In step S62, the device parameter data, the power distribution data, and the start-stop data of the on-site charging/discharging device unit 1011 are adjusted according to the energy-saving operation instruction, so that the devices on the production site operate according to the optimal energy-saving operation data. Therefore, parameters of the field device are adjusted according to the optimal energy-saving operation data, so that alternating current energy of an alternating current power grid on site is transmitted to the battery with maximum efficiency, and the charging efficiency is ensured. In the embodiment of the invention, the maximum efficiency of electric energy conversion is ensured by adjusting the equipment parameter data, the power distribution data and the start-stop data contained in the charge-discharge equipment unit 1011.

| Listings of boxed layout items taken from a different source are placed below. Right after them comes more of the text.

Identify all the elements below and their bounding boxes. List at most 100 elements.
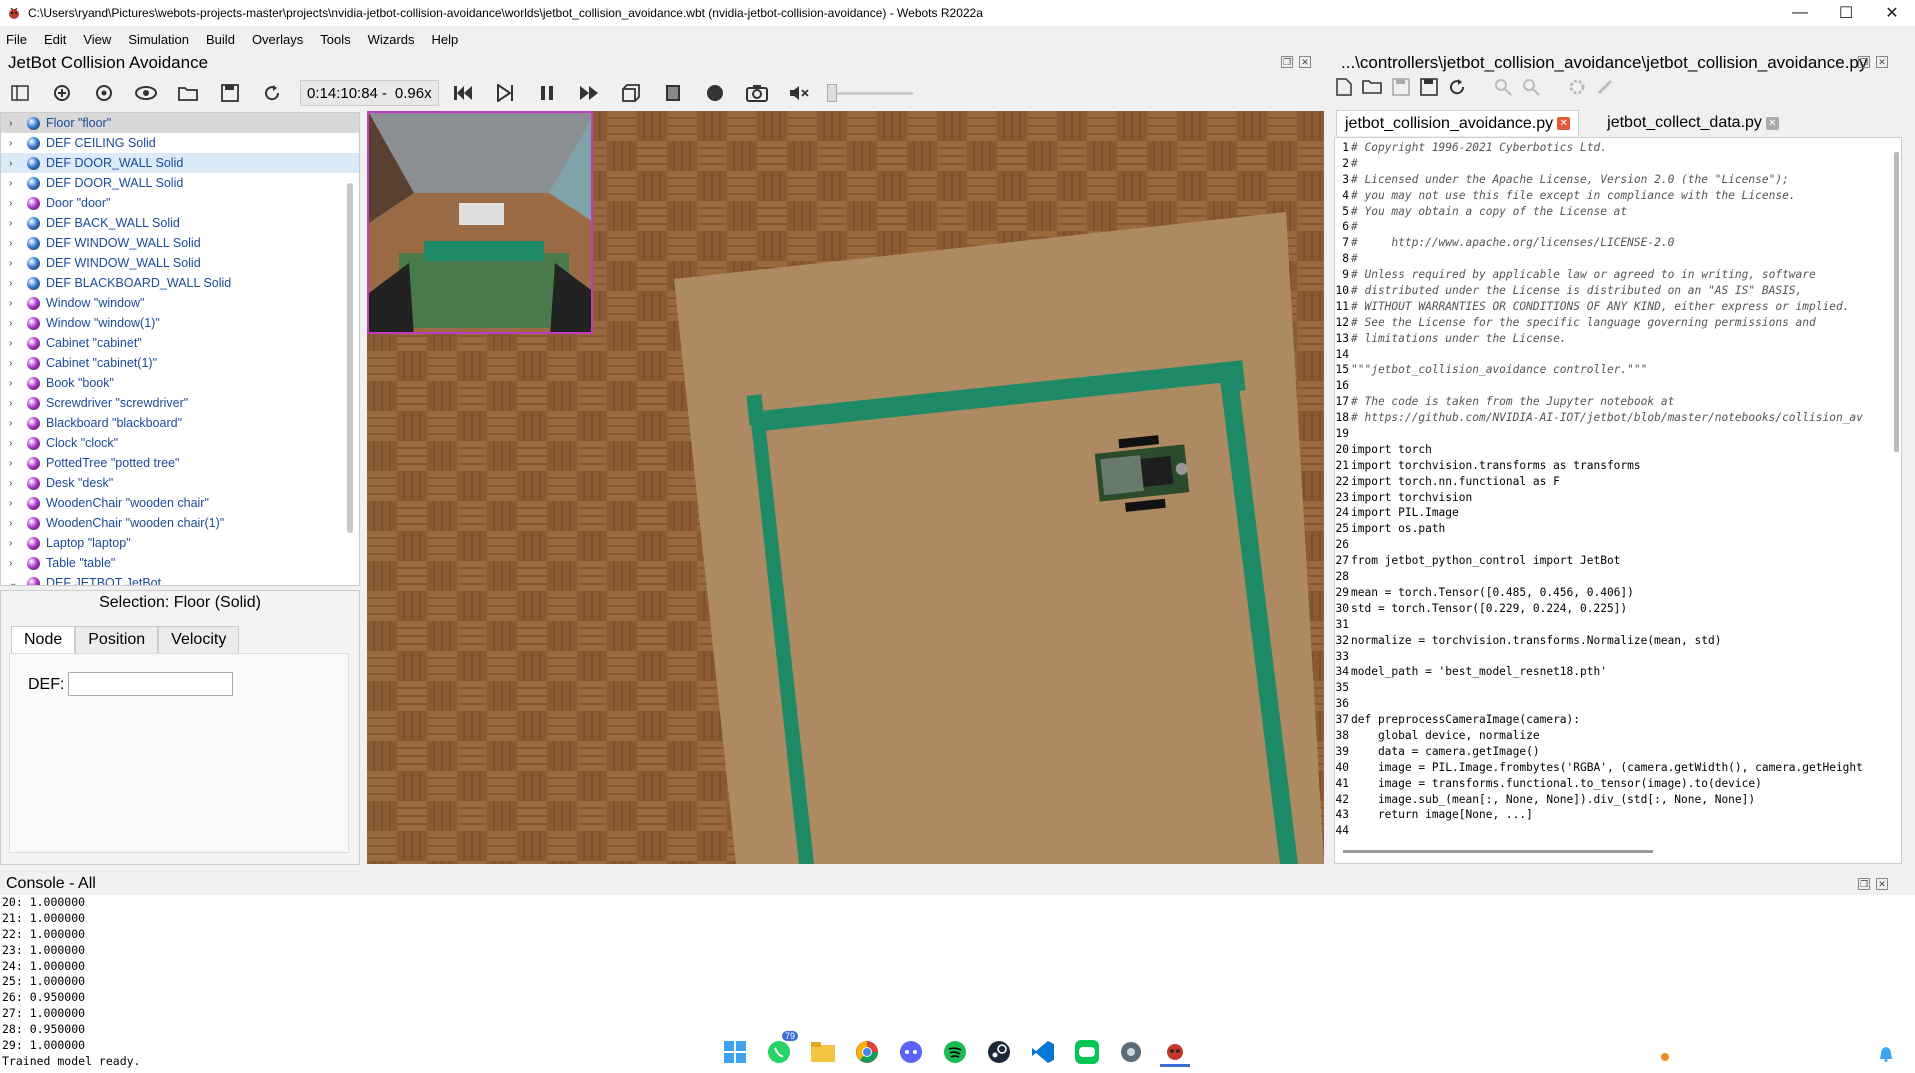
open-file-icon[interactable] xyxy=(1362,78,1382,101)
def-name-input[interactable] xyxy=(68,672,233,696)
code-editor[interactable]: 1 # Copyright 1996-2021 Cyberbotics Ltd. 2… xyxy=(1334,137,1902,864)
save-all-icon[interactable] xyxy=(1420,78,1438,101)
chevron-right-icon[interactable]: › xyxy=(9,558,23,569)
scene-tree-item[interactable]: › Screwdriver "screwdriver" xyxy=(1,393,359,413)
build-gear-icon[interactable] xyxy=(1568,78,1586,101)
settings-icon[interactable] xyxy=(1116,1037,1146,1067)
scene-tree-item[interactable]: › Clock "clock" xyxy=(1,433,359,453)
tab-position[interactable]: Position xyxy=(75,626,159,653)
chevron-right-icon[interactable]: › xyxy=(9,318,23,329)
chevron-right-icon[interactable]: › xyxy=(9,398,23,409)
find-icon[interactable] xyxy=(1494,78,1512,101)
robot-camera-overlay[interactable] xyxy=(367,111,593,334)
scene-tree-item[interactable]: › Floor "floor" xyxy=(1,113,359,133)
hide-scene-tree-icon[interactable] xyxy=(6,79,34,107)
chevron-right-icon[interactable]: › xyxy=(9,378,23,389)
notification-bell-icon[interactable] xyxy=(1879,1046,1893,1067)
undock-icon[interactable]: ❐ xyxy=(1281,56,1293,68)
editor-tab-collision-avoidance[interactable]: jetbot_collision_avoidance.py ✕ xyxy=(1336,110,1580,136)
undock-icon[interactable]: ❐ xyxy=(1858,878,1870,890)
editor-tab-collect-data[interactable]: jetbot_collect_data.py ✕ xyxy=(1599,110,1787,136)
scene-tree-item[interactable]: › WoodenChair "wooden chair" xyxy=(1,493,359,513)
chevron-right-icon[interactable]: › xyxy=(9,138,23,149)
minimize-button[interactable]: — xyxy=(1777,4,1823,22)
open-world-icon[interactable] xyxy=(174,79,202,107)
scene-tree-item[interactable]: › DEF WINDOW_WALL Solid xyxy=(1,233,359,253)
chevron-right-icon[interactable]: › xyxy=(9,238,23,249)
tab-close-icon[interactable]: ✕ xyxy=(1765,116,1779,130)
scene-tree-item[interactable]: › Desk "desk" xyxy=(1,473,359,493)
record-movie-icon[interactable] xyxy=(659,79,687,107)
editor-vertical-scrollbar[interactable] xyxy=(1894,152,1899,452)
scene-tree-item[interactable]: › PottedTree "potted tree" xyxy=(1,453,359,473)
vscode-icon[interactable] xyxy=(1028,1037,1058,1067)
chevron-right-icon[interactable]: › xyxy=(9,298,23,309)
scene-tree-item[interactable]: › Laptop "laptop" xyxy=(1,533,359,553)
scene-tree-item[interactable]: › DEF DOOR_WALL Solid xyxy=(1,153,359,173)
chevron-right-icon[interactable]: › xyxy=(9,258,23,269)
scene-tree-item[interactable]: › DEF DOOR_WALL Solid xyxy=(1,173,359,193)
scene-tree-item[interactable]: › Table "table" xyxy=(1,553,359,573)
scene-tree-item[interactable]: › Blackboard "blackboard" xyxy=(1,413,359,433)
replace-icon[interactable] xyxy=(1522,78,1540,101)
menu-overlays[interactable]: Overlays xyxy=(252,32,303,47)
scene-tree-item[interactable]: › Book "book" xyxy=(1,373,359,393)
spotify-icon[interactable] xyxy=(940,1037,970,1067)
chevron-right-icon[interactable]: › xyxy=(9,498,23,509)
scene-tree-item[interactable]: › DEF WINDOW_WALL Solid xyxy=(1,253,359,273)
reload-world-icon[interactable] xyxy=(258,79,286,107)
new-file-icon[interactable] xyxy=(1336,78,1352,101)
scene-tree-item[interactable]: › WoodenChair "wooden chair(1)" xyxy=(1,513,359,533)
maximize-button[interactable]: ☐ xyxy=(1823,3,1869,23)
scene-tree-item[interactable]: › DEF BACK_WALL Solid xyxy=(1,213,359,233)
menu-tools[interactable]: Tools xyxy=(320,32,350,47)
close-button[interactable]: ✕ xyxy=(1869,3,1915,23)
chevron-right-icon[interactable]: › xyxy=(9,438,23,449)
chevron-right-icon[interactable]: › xyxy=(9,358,23,369)
fast-forward-icon[interactable] xyxy=(575,79,603,107)
rendering-icon[interactable] xyxy=(617,79,645,107)
chevron-right-icon[interactable]: › xyxy=(9,218,23,229)
pause-icon[interactable] xyxy=(533,79,561,107)
menu-build[interactable]: Build xyxy=(206,32,235,47)
webots-icon[interactable] xyxy=(1160,1037,1190,1067)
chevron-right-icon[interactable]: › xyxy=(9,118,23,129)
tab-close-icon[interactable]: ✕ xyxy=(1557,117,1571,130)
reset-simulation-icon[interactable] xyxy=(449,79,477,107)
save-file-icon[interactable] xyxy=(1392,78,1410,101)
menu-wizards[interactable]: Wizards xyxy=(368,32,415,47)
menu-edit[interactable]: Edit xyxy=(44,32,66,47)
windows-start-icon[interactable] xyxy=(720,1037,750,1067)
tab-node[interactable]: Node xyxy=(11,626,76,653)
chevron-down-icon[interactable]: ⌄ xyxy=(9,578,23,586)
tab-velocity[interactable]: Velocity xyxy=(158,626,240,653)
steam-icon[interactable] xyxy=(984,1037,1014,1067)
revert-file-icon[interactable] xyxy=(1448,78,1466,101)
chevron-right-icon[interactable]: › xyxy=(9,478,23,489)
scene-tree-item[interactable]: › Window "window(1)" xyxy=(1,313,359,333)
whatsapp-icon[interactable]: 79 xyxy=(764,1031,798,1067)
chevron-right-icon[interactable]: › xyxy=(9,178,23,189)
line-icon[interactable] xyxy=(1072,1037,1102,1067)
clean-brush-icon[interactable] xyxy=(1596,78,1614,101)
scene-tree-item[interactable]: › DEF CEILING Solid xyxy=(1,133,359,153)
step-icon[interactable] xyxy=(491,79,519,107)
reset-view-icon[interactable] xyxy=(90,79,118,107)
menu-help[interactable]: Help xyxy=(432,32,459,47)
scene-tree-item[interactable]: ⌄ DEF JETBOT JetBot xyxy=(1,573,359,586)
file-explorer-icon[interactable] xyxy=(808,1037,838,1067)
scene-tree-item[interactable]: › DEF BLACKBOARD_WALL Solid xyxy=(1,273,359,293)
scene-tree-item[interactable]: › Cabinet "cabinet" xyxy=(1,333,359,353)
chevron-right-icon[interactable]: › xyxy=(9,418,23,429)
undock-icon[interactable]: ❐ xyxy=(1858,56,1870,68)
view-eye-icon[interactable] xyxy=(132,79,160,107)
pane-close-icon[interactable]: ✕ xyxy=(1876,878,1888,890)
chevron-right-icon[interactable]: › xyxy=(9,338,23,349)
scene-tree-item[interactable]: › Cabinet "cabinet(1)" xyxy=(1,353,359,373)
chevron-right-icon[interactable]: › xyxy=(9,458,23,469)
screenshot-camera-icon[interactable] xyxy=(743,79,771,107)
chevron-right-icon[interactable]: › xyxy=(9,158,23,169)
editor-horizontal-scrollbar[interactable] xyxy=(1343,850,1653,853)
pane-close-icon[interactable]: ✕ xyxy=(1876,56,1888,68)
menu-simulation[interactable]: Simulation xyxy=(128,32,189,47)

The embodiment of the second aspect of the invention provides a control method of the intelligent charge-discharge energy-saving management system of the visual battery, which is based on the intelligent charge-discharge energy-saving management system of the visual battery, and the control method is used for efficiently completing the control of the energy-saving management system by the steps of collecting data, converting the data, intelligently analyzing and processing the data and visualizing the data, providing an energy-saving strategy for an operator intelligently, enabling the operator to know the on-site charge-discharge condition in real time and effectively saving energy. In summary, the control method provided by the invention intelligently analyzes the collected data of the whole operation site, simply and quickly obtains the optimal operation data through deep learning, helps operators to determine related energy-saving operation, and utilizes a visualization technology to enable users to intuitively recognize the energy-saving effect through the related data, so that the energy-saving effect visualization is achieved, and the energy-saving requirement of enterprises is fully met.
Although the present disclosure is described above, the scope of protection of the present disclosure is not limited thereto. Various changes and modifications may be made by one skilled in the art without departing from the spirit and scope of the disclosure, and these changes and modifications will fall within the scope of the invention.